L'SMS Cepsel in navigazione.
Un submarine chaser della US Navy, una delle unità anti-sommergibile inviate dagli statunitensi nel Mediterraneo e nell'Adriatico.

L'11 giugno il comandante dei sommergibili tedeschi a Cattaro, capitano di corvetta Ackermann, presentò un rapporto particolarmente tetro sulla situazione nel Basso Adriatico. I britannici avevano incrementato sensibilmente l'azione antisommergibile e gli attacchi alla stessa base di Cattaro con l'utilizzo delle incursioni aeree, contro le quali le risibili difese di Cattaro non riuscivano ad opporre una resistenza efficace. Anche l'azione aerea austriaca era praticamente annullata dal continuo martellamento degli aerei britannici contro la base aerea di Cattaro, e vista la situazione Ackermann non escluse la possibilità che i tedeschi avrebbero potuto abbandonare la base[103].

Da parte italiana la disfatta di Caporetto provocò vari rivolgimenti in seno agli alti comandi italiani. Il governo Boselli andò incontro a un voto di sfiducia e il 30 ottobre 1917 fu rimpiazzato da un esecutivo guidato da Vittorio Emanuele Orlando; il 9 novembre, dopo molte insistenze da parte del nuovo presidente del consiglio, Luigi Cadorna lasciò il comando dell'esercito nelle mani del generale Armando Diaz. Sul fronte marittimo, a marzo 1918 Revel sostituì come comandante ad interim della flotta l'ammiraglio Cerri con il vice ammiraglio Cusani, il quale assunse anche il comando del Basso Adriatico. L'arrivo di Horthy contribuì a diffondere voci di un imminente attacco navale, parallelo ad un'offensiva austriaca di terra, contro le basi di Venezia e Brindisi condotto da navi da guerra, sommergibile e posamine, mentre unità leggere avrebbero attaccato Taranto. Revel tolse così tre delle quattro navi da battaglia Regina Elena da Brindisi spostandole a Taranto[N 7], confidando che gli austriaci non avrebbero attaccato un porto senza obiettivi navali importanti, risparmiando la città[104]. Il 26 e 27 aprile si tenne a Parigi il terzo Consiglio Navale alleato dove per quanto riguardava l'Adriatico gli alleati chiesero all'Italia di spostare quattro dreadnought a Corfù per rimpiazzare lo spostamento della squadra francese da Corfù all'Egeo per contrastare i tedeschi che probabilmente si sarebbero impossessati della flotta russa del Mar Nero dopo la firma dell'armistizio di Brest-Litovsk[105]. Ma Revel e il governo italiano si opposero fermamente nell'inviare le loro dreadnought a Corfù, secondo Revel «il nemico era alle porte di casa» e bisognava comportarsi di conseguenza, senza esporle a rischi inutili. Inoltre l'Italia fu irremovibile nel rifiuto di un comando unico alleato nel Mediterraneo nelle mani di Jellicoe, che avrebbe avuto potere decisionale anche sull'Adriatico. Dopo mesi di trattative gli anglo-francesi non riuscirono nell'intento di convincere né Revel né il governo italiano, e poterono solamente inviare rinforzi nell'Egeo e nei Dardanelli nell'ipotesi di dover affrontare i tedeschi[106].
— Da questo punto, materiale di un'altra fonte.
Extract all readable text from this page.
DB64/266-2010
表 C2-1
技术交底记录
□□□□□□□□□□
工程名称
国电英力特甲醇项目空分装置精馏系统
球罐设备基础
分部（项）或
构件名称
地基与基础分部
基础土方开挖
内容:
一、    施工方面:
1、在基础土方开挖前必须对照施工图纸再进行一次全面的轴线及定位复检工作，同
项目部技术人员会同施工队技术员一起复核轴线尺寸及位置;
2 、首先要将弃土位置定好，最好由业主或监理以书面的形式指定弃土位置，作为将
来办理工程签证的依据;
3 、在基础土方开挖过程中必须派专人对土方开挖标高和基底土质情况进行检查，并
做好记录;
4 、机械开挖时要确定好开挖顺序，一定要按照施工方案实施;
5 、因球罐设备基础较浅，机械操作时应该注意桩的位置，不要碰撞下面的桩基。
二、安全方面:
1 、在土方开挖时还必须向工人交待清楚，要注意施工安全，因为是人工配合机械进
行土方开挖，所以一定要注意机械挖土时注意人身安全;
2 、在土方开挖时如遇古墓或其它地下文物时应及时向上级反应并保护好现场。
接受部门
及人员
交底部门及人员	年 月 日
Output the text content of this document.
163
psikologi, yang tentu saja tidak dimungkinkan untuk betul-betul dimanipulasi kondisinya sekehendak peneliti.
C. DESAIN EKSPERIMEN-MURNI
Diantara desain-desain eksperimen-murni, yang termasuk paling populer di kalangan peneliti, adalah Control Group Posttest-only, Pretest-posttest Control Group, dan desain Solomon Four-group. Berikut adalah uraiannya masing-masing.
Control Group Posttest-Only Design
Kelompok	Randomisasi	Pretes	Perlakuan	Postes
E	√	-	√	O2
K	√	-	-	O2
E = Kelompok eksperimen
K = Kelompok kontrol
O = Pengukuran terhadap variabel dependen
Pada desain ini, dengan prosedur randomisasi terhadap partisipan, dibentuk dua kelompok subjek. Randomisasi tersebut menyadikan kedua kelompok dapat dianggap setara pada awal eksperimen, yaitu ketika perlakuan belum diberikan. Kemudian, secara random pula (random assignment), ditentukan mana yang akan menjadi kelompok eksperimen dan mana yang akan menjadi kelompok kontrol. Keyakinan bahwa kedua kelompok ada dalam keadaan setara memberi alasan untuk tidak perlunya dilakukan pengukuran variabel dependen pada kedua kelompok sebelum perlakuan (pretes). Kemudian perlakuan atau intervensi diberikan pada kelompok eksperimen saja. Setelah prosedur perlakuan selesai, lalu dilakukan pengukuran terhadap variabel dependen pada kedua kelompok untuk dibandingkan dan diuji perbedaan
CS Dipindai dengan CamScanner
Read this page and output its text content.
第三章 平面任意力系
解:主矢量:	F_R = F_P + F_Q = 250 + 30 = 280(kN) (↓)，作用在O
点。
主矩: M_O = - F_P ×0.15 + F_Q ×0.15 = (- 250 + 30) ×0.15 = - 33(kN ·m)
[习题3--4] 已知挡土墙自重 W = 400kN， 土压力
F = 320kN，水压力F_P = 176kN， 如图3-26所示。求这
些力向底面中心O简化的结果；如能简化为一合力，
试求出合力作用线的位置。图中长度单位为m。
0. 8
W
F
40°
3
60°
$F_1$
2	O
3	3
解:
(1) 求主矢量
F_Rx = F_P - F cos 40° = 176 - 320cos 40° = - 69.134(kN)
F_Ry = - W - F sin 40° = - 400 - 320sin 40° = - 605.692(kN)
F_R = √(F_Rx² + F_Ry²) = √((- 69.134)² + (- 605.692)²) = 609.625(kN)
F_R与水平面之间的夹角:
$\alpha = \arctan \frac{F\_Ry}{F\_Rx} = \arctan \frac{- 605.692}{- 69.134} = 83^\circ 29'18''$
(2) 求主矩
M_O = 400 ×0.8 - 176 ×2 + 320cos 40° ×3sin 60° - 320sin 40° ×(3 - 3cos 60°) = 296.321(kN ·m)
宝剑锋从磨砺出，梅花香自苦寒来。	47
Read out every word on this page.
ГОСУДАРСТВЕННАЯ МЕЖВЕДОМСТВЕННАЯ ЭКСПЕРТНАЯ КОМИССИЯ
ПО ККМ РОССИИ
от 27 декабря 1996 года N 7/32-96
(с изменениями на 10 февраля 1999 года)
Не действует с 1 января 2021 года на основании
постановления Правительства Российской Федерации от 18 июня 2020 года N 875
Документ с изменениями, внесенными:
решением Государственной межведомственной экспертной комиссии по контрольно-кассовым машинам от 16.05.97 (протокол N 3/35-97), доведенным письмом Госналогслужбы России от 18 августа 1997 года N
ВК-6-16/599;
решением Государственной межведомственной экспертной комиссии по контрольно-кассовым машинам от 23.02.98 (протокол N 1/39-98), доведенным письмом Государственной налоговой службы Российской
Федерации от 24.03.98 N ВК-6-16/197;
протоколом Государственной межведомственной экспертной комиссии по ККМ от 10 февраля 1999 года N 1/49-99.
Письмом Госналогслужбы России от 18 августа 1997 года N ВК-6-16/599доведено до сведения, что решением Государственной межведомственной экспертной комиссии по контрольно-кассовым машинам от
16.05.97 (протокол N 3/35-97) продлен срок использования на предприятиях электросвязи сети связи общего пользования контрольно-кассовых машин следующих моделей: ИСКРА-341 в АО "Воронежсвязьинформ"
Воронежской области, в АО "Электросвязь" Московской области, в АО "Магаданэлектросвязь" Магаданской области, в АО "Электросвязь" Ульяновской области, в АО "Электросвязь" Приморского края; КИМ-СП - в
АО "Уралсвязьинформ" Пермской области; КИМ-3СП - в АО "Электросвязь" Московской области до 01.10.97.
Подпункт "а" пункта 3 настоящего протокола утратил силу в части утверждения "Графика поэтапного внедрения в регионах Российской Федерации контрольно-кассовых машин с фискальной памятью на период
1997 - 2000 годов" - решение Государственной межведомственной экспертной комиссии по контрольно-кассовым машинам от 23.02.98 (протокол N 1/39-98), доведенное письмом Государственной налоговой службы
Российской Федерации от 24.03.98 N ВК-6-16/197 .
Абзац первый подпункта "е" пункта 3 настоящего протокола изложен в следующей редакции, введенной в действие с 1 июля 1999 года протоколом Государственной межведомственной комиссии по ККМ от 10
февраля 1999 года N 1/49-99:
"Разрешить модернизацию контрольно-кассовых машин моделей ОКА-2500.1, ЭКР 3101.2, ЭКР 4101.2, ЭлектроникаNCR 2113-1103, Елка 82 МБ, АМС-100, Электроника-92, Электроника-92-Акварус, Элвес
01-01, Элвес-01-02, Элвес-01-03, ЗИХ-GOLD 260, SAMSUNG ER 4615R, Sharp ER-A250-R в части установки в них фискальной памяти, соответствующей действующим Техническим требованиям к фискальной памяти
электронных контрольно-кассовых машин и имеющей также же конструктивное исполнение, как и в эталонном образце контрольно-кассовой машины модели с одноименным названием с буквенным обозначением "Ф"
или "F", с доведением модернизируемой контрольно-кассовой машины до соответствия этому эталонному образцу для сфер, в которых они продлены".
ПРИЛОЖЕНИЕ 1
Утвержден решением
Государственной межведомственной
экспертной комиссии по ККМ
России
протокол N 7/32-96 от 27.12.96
L'attacco a Premuda[modifica | modifica wikitesto]

Exquisite-kfind.png Per approfondire, vedi Impresa di Premuda.
La corazzata Szent István (Santo Stefano) mentre affonda a largo di Premuda.

Fino a quel momento, lo sbarramento del canale d'Otranto era stato attaccato 19 volte, e in 4 di queste era presente l'ammiraglio Horthy quale comandante del Novara, ed ora, da comandante dell'intera flotta austriaca si preparò ad attaccare nuovamente il canale all'alba dell'11 giugno. Gli incrociatori leggeri Novara e Helgoland scortati da quattro caccia classe Tatra avrebbero attaccato la linea Fanó-Santa Maria di Leuca, mentre lo Spaun e il Saida con quattro torpediniere avrebbero dovuto bombardare la base di Otranto. La missione, simile a quella del 15 maggio 1917, avrebbe però visto l'impiego delle quattro dreadnought di Pola e di tre navi classe Erzherzog provenienti da Cattaro, e scortate da cacciatorpediniere e torpediniere che avrebbero formato sette gruppi d'appoggio, gruppi che si sarebbero posizionati a largo di Valona. Horthy infatti pensava che gli italiani avrebbero reagito come il 15 maggio e inviato incrociatori leggeri e corazzati all'inseguimento della forza attaccante il canale e Brindisi, la quale si sarebbe diretta a Valona dove la flotta italiana si sarebbe trovata dinanzi alle corazzate austriache, supportate da un largo impiego di sommergibili e aerei[107][108].

Il Viribus Unitis e il Prinz Eugen all'alba dell'10 giugno raggiunsero la loro posizione a metà strada tra Brindisi e Valona, mentre i due gruppi Szent István e Tegetthoff, nonostante piccoli problemi alla Szent István, che ne ritardarono la marcia, la sera del 9 giugno partirono anch'essi alla volta delle posizioni assegnate[109]. Alle 03:30 del mattino del 10 giugno 1918 vicino all'isola di Premuda, la corazzata austriaca Szent István assieme alla Tegetthoff si trovarono impegnate da due MAS italiani. La Szent István fu colpita da due siluri lanciati dalla MAS 15 del capitano di corvetta Luigi Rizzo, mentre i due siluri del MAS 21 mancarono la Tegetthoff. La corazzata affondò completamente intorno alle 06:00 del mattino, quasi tre ore dopo essere stata colpita, e Horthy che si trovava a bordo della Viribus Unitis sospese l'operazione e ordinò il ripiegamento. L'impresa di Rizzo ebbe un forte effetto psicologico che incoraggiò Revel e irrigidì l'opposizione degli italiani alla richiesta alleata di riunire le flotte, confermando la convinzione che lo sbarramento doveva essere davvero efficace se gli austriaci avevano deciso di rischiare così tanto per attaccarlo[110].

Vittorio Veneto, Pola, la vittoria[modifica | modifica wikitesto]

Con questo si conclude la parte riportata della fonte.